Cass. pen. Sez. II, Sent., (ud. 26-10-2011) 11-11-2011, n. 41047

Sentenza scelta dal dott. Domenico Cirasole direttore del sito giuridico http://www.gadit.it/

Svolgimento del processo – Motivi della decisione

1.- Con la sentenza in epigrafe il GUP presso il Tribunale di Bari ha dichiarato il non luogo a procedere nei confronti di D.P. F. per i reati di truffa e appropriazione indebita per la sussistenza della causa di non punibilità integrata dall’art. 649 c.c. essendo stato commesso il fatto nei confronti di un discendente in linea retta, nella specie il figlio dell’imputato, e difettando la querela.

Avverso detta pronunzia ricorre la Procura Generale della Repubblica presso la Corte di Appello di Bari, lamentando, con un unico motivo violazione della legge penale non riscontrandosi nel caso concreto i presupposti per l’applicazione della causa di non punibilità in quanto i beni oggetto del delitto di truffa e di appropriazione indebita, coinvolti nel patrimonio di una azienda familiare condotta nelle forme di una snc, sono di proprietà della società e non del figlio dell’imputato pur coinvolto nell’attività di impresa e comunque socio della società. 2. – Il ricorso è fondato.

Come si legge nella stessa sentenza impugnata i veicoli oggetto di truffa e appropriazione indebita sono di proprietà aziendale, ossia – e più esattamente sotto il profilo tecnico-giuridico – intestati alla società commerciale e dunque in proprietà di quest’ultima.

Ciononostante, il GUP ha ritenuto comunque danneggiato il figlio dell’imputato, che riveste la qualità di socio della società; ha ritenuto, inoltre, che la querela presentata da questi nella dichiarata qualità, anzichè quale persona offesa, non possa valere come necessaria condizione di procedibilità ai sensi dell’art. 649 c.p..

In primo luogo, appare evidente come per il fondamentale principio della separazione patrimoniale tra società commerciale personale e socio illimitatamente responsabile per i debiti sociali, e il connesso effetto della preventiva escussione del patrimonio sociale e quindi, e in subordine, del patrimonio dei soci, si impone una soluzione diametralmente opposta a quella fatta propria dal giudice di merito.

In effetti, proprio in quanto appartenente alla società i beni in esame non appartengono ai soci; cosicchè persona offesa dal reato che li investe è direttamente la società e non i singoli soci della stessa. In secondo luogo, del tutto in conferente è il riferimento alla condizione di procedibilità integrata dalla querela: atto rilevante nel fatto in esame in quanto riferibile alla società danneggiata, ma del tutto irrilevante nel caso erroneamente prospettato dal giudice di merito (giacchè la causa di non punibilità, qualora sussistesse, maturerebbe a prescindere dalla presenza o meno di un atto di querela).

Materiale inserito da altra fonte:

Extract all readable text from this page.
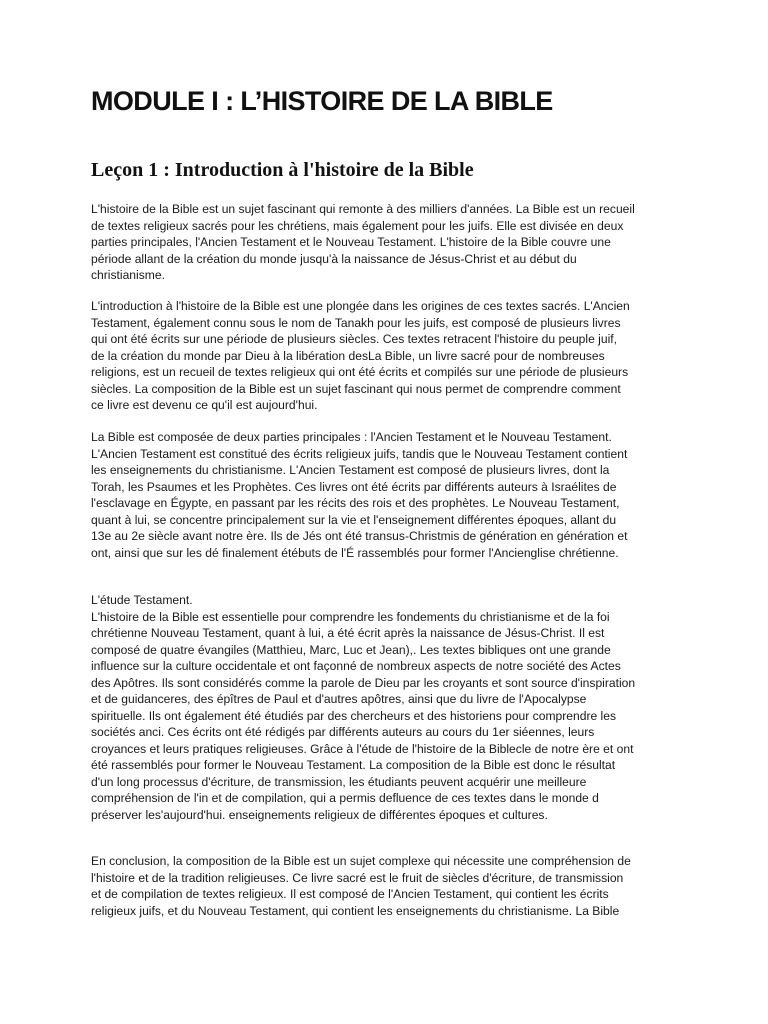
MODULE I : L’HISTOIRE DE LA BIBLE
Leçon 1 : Introduction à l'histoire de la Bible

L'histoire de la Bible est un sujet fascinant qui remonte à des milliers d'années. La Bible est un recueil
de textes religieux sacrés pour les chrétiens, mais également pour les juifs. Elle est divisée en deux
parties principales, l'Ancien Testament et le Nouveau Testament. L'histoire de la Bible couvre une
période allant de la création du monde jusqu'à la naissance de Jésus-Christ et au début du
christianisme.

L'introduction à l'histoire de la Bible est une plongée dans les origines de ces textes sacrés. L'Ancien
Testament, également connu sous le nom de Tanakh pour les juifs, est composé de plusieurs livres
qui ont été écrits sur une période de plusieurs siècles. Ces textes retracent l'histoire du peuple juif,
de la création du monde par Dieu à la libération desLa Bible, un livre sacré pour de nombreuses
religions, est un recueil de textes religieux qui ont été écrits et compilés sur une période de plusieurs
siècles. La composition de la Bible est un sujet fascinant qui nous permet de comprendre comment
ce livre est devenu ce qu'il est aujourd'hui.

La Bible est composée de deux parties principales : l'Ancien Testament et le Nouveau Testament.
L'Ancien Testament est constitué des écrits religieux juifs, tandis que le Nouveau Testament contient
les enseignements du christianisme. L'Ancien Testament est composé de plusieurs livres, dont la
Torah, les Psaumes et les Prophètes. Ces livres ont été écrits par différents auteurs à Israélites de
l'esclavage en Égypte, en passant par les récits des rois et des prophètes. Le Nouveau Testament,
quant à lui, se concentre principalement sur la vie et l'enseignement différentes époques, allant du
13e au 2e siècle avant notre ère. Ils de Jés ont été transus-Christmis de génération en génération et
ont, ainsi que sur les dé finalement étébuts de l'É rassemblés pour former l'Ancienglise chrétienne.

L'étude Testament.
L'histoire de la Bible est essentielle pour comprendre les fondements du christianisme et de la foi
chrétienne Nouveau Testament, quant à lui, a été écrit après la naissance de Jésus-Christ. Il est
composé de quatre évangiles (Matthieu, Marc, Luc et Jean),. Les textes bibliques ont une grande
influence sur la culture occidentale et ont façonné de nombreux aspects de notre société des Actes
des Apôtres. Ils sont considérés comme la parole de Dieu par les croyants et sont source d'inspiration
et de guidanceres, des épîtres de Paul et d'autres apôtres, ainsi que du livre de l'Apocalypse
spirituelle. Ils ont également été étudiés par des chercheurs et des historiens pour comprendre les
sociétés anci. Ces écrits ont été rédigés par différents auteurs au cours du 1er siéennes, leurs
croyances et leurs pratiques religieuses. Grâce à l'étude de l'histoire de la Biblecle de notre ère et ont
été rassemblés pour former le Nouveau Testament. La composition de la Bible est donc le résultat
d'un long processus d'écriture, de transmission, les étudiants peuvent acquérir une meilleure
compréhension de l'in et de compilation, qui a permis defluence de ces textes dans le monde d
préserver les'aujourd'hui. enseignements religieux de différentes époques et cultures.

En conclusion, la composition de la Bible est un sujet complexe qui nécessite une compréhension de
l'histoire et de la tradition religieuses. Ce livre sacré est le fruit de siècles d'écriture, de transmission
et de compilation de textes religieux. Il est composé de l'Ancien Testament, qui contient les écrits
religieux juifs, et du Nouveau Testament, qui contient les enseignements du christianisme. La Bible
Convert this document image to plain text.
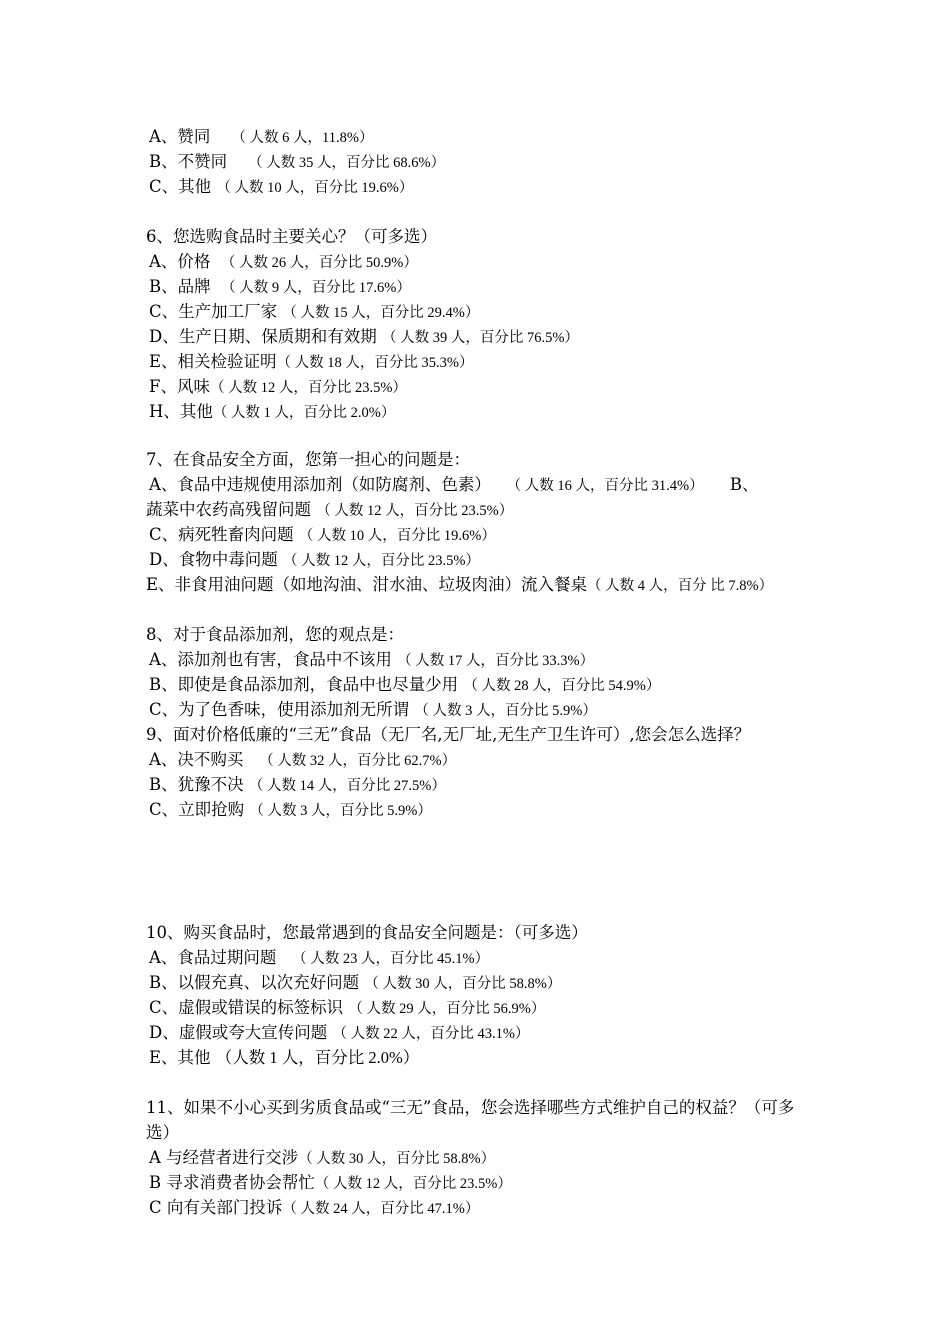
A、赞同 （ 人数 6 人，11.8%）
B、不赞同 （ 人数 35 人，百分比 68.6%）
C、其他 （ 人数 10 人，百分比 19.6%）
6、您选购食品时主要关心？（可多选）
A、价格 （ 人数 26 人，百分比 50.9%）
B、品牌 （ 人数 9 人，百分比 17.6%）
C、生产加工厂家 （ 人数 15 人，百分比 29.4%）
D、生产日期、保质期和有效期 （ 人数 39 人，百分比 76.5%）
E、相关检验证明（ 人数 18 人，百分比 35.3%）
F、风味（ 人数 12 人，百分比 23.5%）
H、其他（ 人数 1 人，百分比 2.0%）
7、在食品安全方面，您第一担心的问题是：
A、食品中违规使用添加剂（如防腐剂、色素） （ 人数 16 人，百分比 31.4%）     B、
蔬菜中农药高残留问题 （ 人数 12 人，百分比 23.5%）
C、病死牲畜肉问题 （ 人数 10 人，百分比 19.6%）
D、食物中毒问题 （ 人数 12 人，百分比 23.5%）
E、非食用油问题（如地沟油、泔水油、垃圾肉油）流入餐桌（ 人数 4 人，百分 比 7.8%）
8、对于食品添加剂，您的观点是：
A、添加剂也有害，食品中不该用 （ 人数 17 人，百分比 33.3%）
B、即使是食品添加剂，食品中也尽量少用 （ 人数 28 人，百分比 54.9%）
C、为了色香味，使用添加剂无所谓 （ 人数 3 人，百分比 5.9%）
9、面对价格低廉的“三无”食品（无厂名,无厂址,无生产卫生许可）,您会怎么选择？
A、决不购买 （ 人数 32 人，百分比 62.7%）
B、犹豫不决 （ 人数 14 人，百分比 27.5%）
C、立即抢购 （ 人数 3 人，百分比 5.9%）
10、购买食品时，您最常遇到的食品安全问题是：（可多选）
A、食品过期问题 （ 人数 23 人，百分比 45.1%）
B、以假充真、以次充好问题 （ 人数 30 人，百分比 58.8%）
C、虚假或错误的标签标识 （ 人数 29 人，百分比 56.9%）
D、虚假或夸大宣传问题 （ 人数 22 人，百分比 43.1%）
E、其他 （人数 1 人，百分比 2.0%）
11、如果不小心买到劣质食品或“三无”食品，您会选择哪些方式维护自己的权益？（可多选）
A 与经营者进行交涉（ 人数 30 人，百分比 58.8%）
B 寻求消费者协会帮忙（ 人数 12 人，百分比 23.5%）
C 向有关部门投诉（ 人数 24 人，百分比 47.1%）
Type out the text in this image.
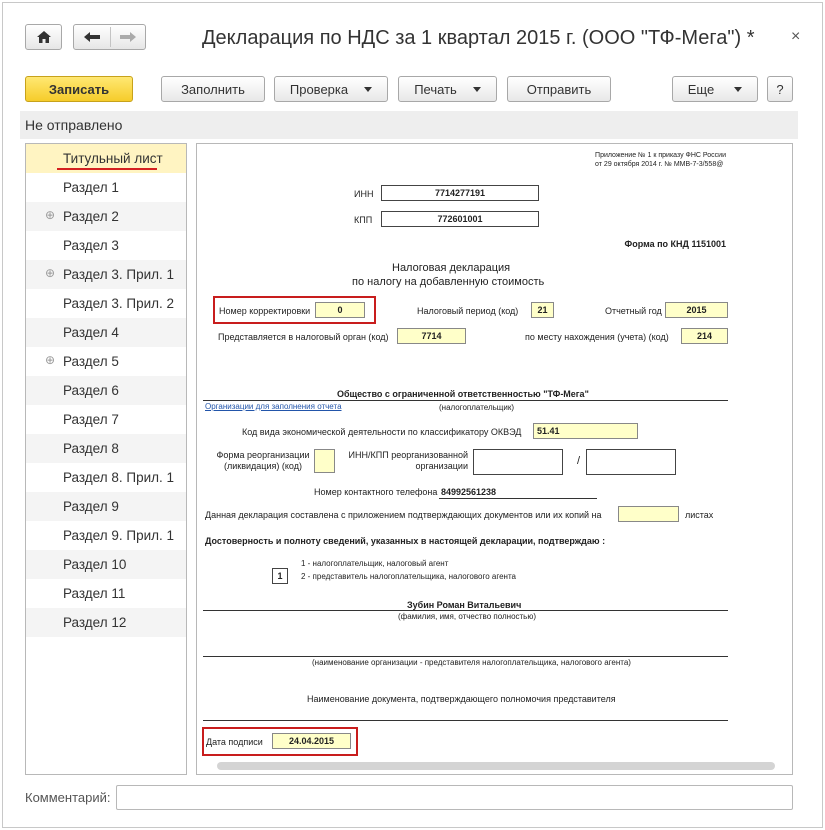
Декларация по НДС за 1 квартал 2015 г. (ООО "ТФ-Мега") * ×
Записать	Заполнить	Проверка	Печать	Отправить	Еще	?
Не отправлено
Титульный лист
Раздел 1
⊕ Раздел 2
Раздел 3
⊕ Раздел 3. Прил. 1
Раздел 3. Прил. 2
Раздел 4
⊕ Раздел 5
Раздел 6
Раздел 7
Раздел 8
Раздел 8. Прил. 1
Раздел 9
Раздел 9. Прил. 1
Раздел 10
Раздел 11
Раздел 12
Приложение № 1 к приказу ФНС России
от 29 октября 2014 г. № ММВ-7-3/558@
ИНН	7714277191
КПП	772601001
Форма по КНД 1151001
Налоговая декларация
по налогу на добавленную стоимость
Номер корректировки	0	Налоговый период (код)	21	Отчетный год	2015
Представляется в налоговый орган (код)	7714	по месту нахождения (учета) (код)	214
Общество с ограниченной ответственностью "ТФ-Мега"
Организации для заполнения отчета	(налогоплательщик)
Код вида экономической деятельности по классификатору ОКВЭД	51.41
Форма реорганизации
(ликвидация) (код)
ИНН/КПП реорганизованной
организации	/
Номер контактного телефона 84992561238
Данная декларация составлена с приложением подтверждающих документов или их копий на	листах
Достоверность и полноту сведений, указанных в настоящей декларации, подтверждаю :
1
1 - налогоплательщик, налоговый агент
2 - представитель налогоплательщика, налогового агента
Зубин Роман Витальевич
(фамилия, имя, отчество полностью)
(наименование организации - представителя налогоплательщика, налогового агента)
Наименование документа, подтверждающего полномочия представителя
Дата подписи	24.04.2015
Комментарий:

3. – Ne consegue l’annullamento della sentenza impugnata con conseguente trasmissione degli atti al Tribunale di Bari per l’ulteriore corso.

P.Q.M.

La Corte Suprema di Cassazione, Sezione Seconda Penale, annulla la sentenza impugnata e dispone trasmettersi gli atti al Tribunale di Bari per l’ulteriore corso.

Testo non ufficiale. La sola stampa del bollettino ufficiale ha carattere legale.